As a student in Oxford, I used to love visiting the Ashmolean and the Pitt Rivers Museums. Glass cabinets were lined with exquisitely carved, painted, and sometimes strange objects whose functions seemed to belong as much to the world of mythology as to any contemporary world of daily use – relics of a former world. But these relics of today are things which have become irrelevant and disconnected. We reject them in favor of something new. And as the speed of new production increases, we exist in a space of dislocation.

William Morris, father of the British craft movement, deeply lamented the loss of the joy of creation, or as he writes, the “pleasure in labor.” This is what links a craftsman and an artist, and what has been taken away for many. In the U.K., an increasing number of artists are aligning themselves to the slow movement. The movement crosses boundaries – between farming, arts, conservation, and food consumption. Aiming to highlight the value of traditional techniques and local produce, its ethos nurtures a sense of connection between consumer and buyer. For the person making neo-craft, objects become a way to cause people to stop for a moment. Artist Amy Houghton, who specializes in animation and porcelain, participated in the touring show “Taking Time: Craft and the Slow Revolution,” curated by CRAFTSPACE and Helen Carnac. She writes that objects, specifically antiques:

…create a physical connection to the past, and because they are outside our sphere of objects that have a ‘use value,’ they offer a pause in the fast pace of contemporary life, as well as a connection to a different pace of time associated with a nostalgic past.

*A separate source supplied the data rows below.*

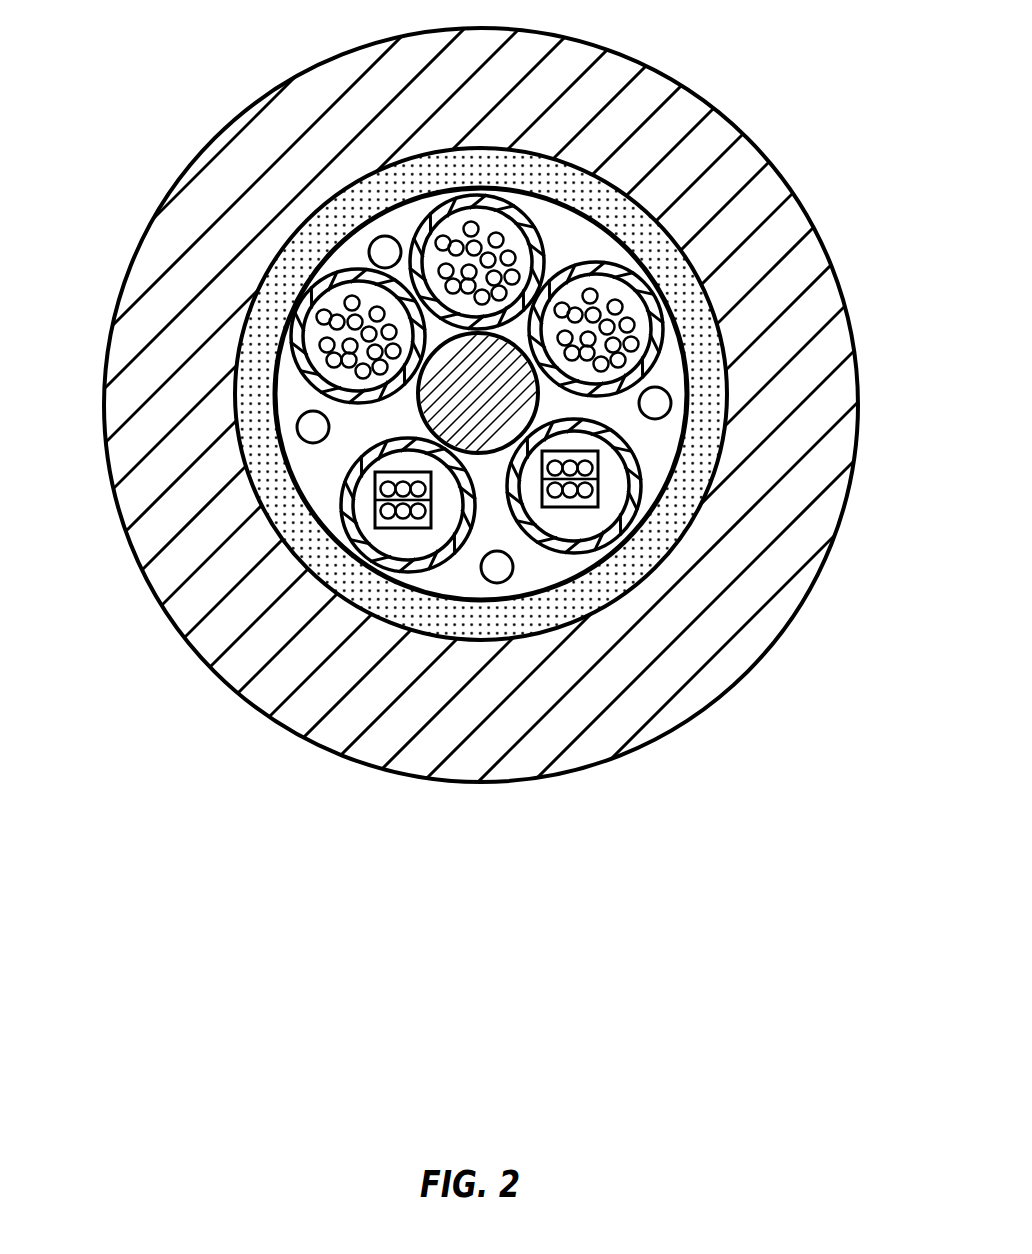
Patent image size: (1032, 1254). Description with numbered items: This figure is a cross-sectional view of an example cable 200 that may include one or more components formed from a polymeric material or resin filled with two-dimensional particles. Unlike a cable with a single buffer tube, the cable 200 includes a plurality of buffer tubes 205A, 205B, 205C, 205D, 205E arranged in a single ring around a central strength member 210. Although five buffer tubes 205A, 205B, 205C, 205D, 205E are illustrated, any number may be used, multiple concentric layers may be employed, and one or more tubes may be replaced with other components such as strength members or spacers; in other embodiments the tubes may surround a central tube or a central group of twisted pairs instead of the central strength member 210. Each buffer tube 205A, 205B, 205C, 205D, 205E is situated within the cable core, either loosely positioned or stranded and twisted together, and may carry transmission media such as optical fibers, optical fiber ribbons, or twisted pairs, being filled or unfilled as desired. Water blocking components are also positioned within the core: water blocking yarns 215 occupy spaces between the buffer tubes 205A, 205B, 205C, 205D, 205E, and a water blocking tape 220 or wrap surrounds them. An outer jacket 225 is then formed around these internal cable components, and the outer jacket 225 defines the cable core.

The cable 200 is at (516, 500).
The buffer tube 205A is at (488, 222).
The buffer tube 205B is at (608, 292).
The buffer tube 205C is at (640, 503).
The buffer tube 205D is at (337, 490).
The buffer tube 205E is at (287, 349).
The central strength member 210 is at (485, 397).
The water blocking yarns 215 is at (370, 249).
The water blocking tape 220 is at (638, 567).
The outer jacket 225 is at (617, 713).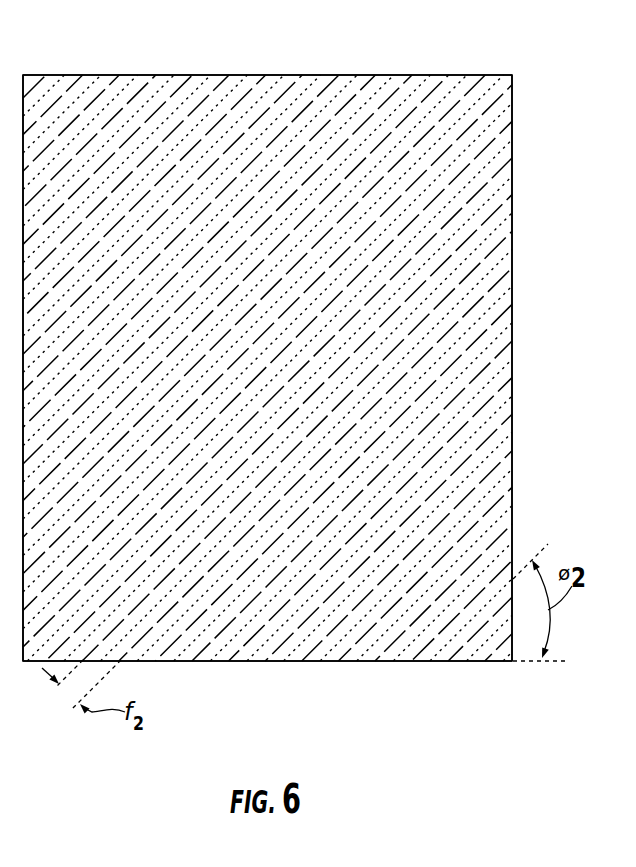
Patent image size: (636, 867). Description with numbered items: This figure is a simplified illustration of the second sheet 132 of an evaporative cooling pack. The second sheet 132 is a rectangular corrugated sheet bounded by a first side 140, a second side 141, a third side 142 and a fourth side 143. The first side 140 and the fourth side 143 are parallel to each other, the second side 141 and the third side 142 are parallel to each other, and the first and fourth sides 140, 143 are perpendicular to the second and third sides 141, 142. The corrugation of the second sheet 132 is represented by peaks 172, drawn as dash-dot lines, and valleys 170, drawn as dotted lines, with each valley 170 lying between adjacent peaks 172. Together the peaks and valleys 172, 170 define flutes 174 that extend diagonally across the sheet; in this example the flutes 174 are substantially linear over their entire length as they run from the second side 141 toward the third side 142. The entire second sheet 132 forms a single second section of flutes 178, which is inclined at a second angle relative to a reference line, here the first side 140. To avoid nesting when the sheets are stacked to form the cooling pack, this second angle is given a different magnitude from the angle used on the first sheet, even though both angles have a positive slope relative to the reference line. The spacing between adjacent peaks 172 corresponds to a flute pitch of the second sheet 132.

The second sheet 132 is at (308, 606).
The first side 140 is at (215, 662).
The second side 141 is at (23, 606).
The third side 142 is at (512, 358).
The fourth side 143 is at (390, 75).
The valleys 170 is at (497, 283).
The peaks 172 is at (505, 257).
The flutes 174 is at (520, 232).
The second section of flutes 178 is at (416, 688).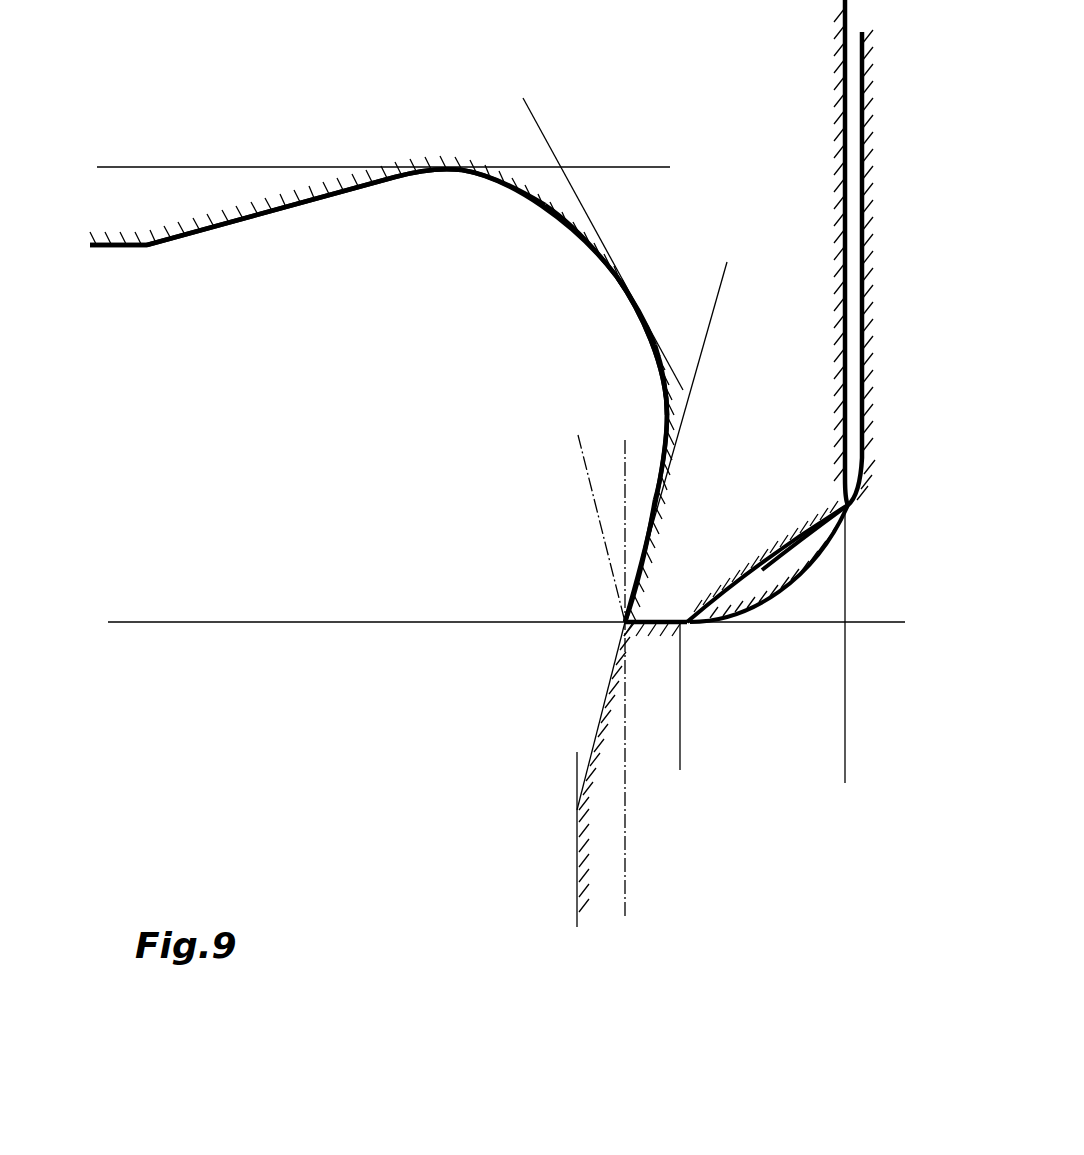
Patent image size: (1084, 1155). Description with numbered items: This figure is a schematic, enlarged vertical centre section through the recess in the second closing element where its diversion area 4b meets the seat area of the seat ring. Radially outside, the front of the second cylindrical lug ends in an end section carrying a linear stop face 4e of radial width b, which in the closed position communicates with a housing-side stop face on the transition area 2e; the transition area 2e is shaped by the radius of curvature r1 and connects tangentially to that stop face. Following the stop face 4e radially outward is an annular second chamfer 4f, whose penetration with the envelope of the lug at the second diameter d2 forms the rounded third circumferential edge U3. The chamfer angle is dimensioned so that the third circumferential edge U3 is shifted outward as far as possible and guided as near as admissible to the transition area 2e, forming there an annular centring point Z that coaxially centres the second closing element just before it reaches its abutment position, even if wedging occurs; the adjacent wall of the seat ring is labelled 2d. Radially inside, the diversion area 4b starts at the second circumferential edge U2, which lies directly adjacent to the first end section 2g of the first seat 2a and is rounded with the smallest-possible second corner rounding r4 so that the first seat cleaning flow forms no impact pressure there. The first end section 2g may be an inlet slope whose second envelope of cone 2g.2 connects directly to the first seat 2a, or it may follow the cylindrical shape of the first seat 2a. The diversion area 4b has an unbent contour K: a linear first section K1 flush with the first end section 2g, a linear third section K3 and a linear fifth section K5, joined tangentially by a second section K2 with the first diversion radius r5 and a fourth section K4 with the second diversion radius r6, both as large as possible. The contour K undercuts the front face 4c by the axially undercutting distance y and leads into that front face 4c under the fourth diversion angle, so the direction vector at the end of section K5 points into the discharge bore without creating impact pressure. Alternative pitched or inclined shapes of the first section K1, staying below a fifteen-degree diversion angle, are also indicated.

Antiques can offer a connection to a feeling of reality in a culture of manipulated imagery.

Neo-craft work engages us with the object in a way that we easily forget when we “use” it. Handmade things require attention, and sometimes reverence – a reverence not only for the object, but also for the care that has been taken to make it. The slow movement as a whole seeks to highlight our tendency towards a habitual lack of attention.

But technology is not the enemy. Search the Internet and you will come across a new breed of D.I.Y. makers, independent designers who are selling pieces to shops and online. Deanne Tonkin – co-creator of online store Tokyomade – champions the clothes and wares of independent Tokyo-based designers. Deanne said in an interview that she was inspired to set up the web site after attending Tokyo’s Design Festa and seeing how many things the rest of the world didn’t have access to. Here, craft finds its feet in the technological world. It is a different facet of a worldwide awareness that consumerism cannot be sustained at its current levels.

In a multi-platform, cross-continent society, perhaps craft should not be only valued for its ability to preserve history, but also for its role in the mediation of relationships. Both Morris and Soetsu speak to us of the value of the characteristic of skill. Neo-craft can happily sit between labels and mediums as a bastion of the individual’s attempt not to impose a personal vision on an already-saturated world, but to rediscover the dignity of labor that is for love. It is an embodied art that slows us down and grounds us in what is. Let’s hope, as consumers of the arts as well as crafted objects, that we can do more than hoard. Let’s learn to see the process of exchange as an ongoing conversation with each other.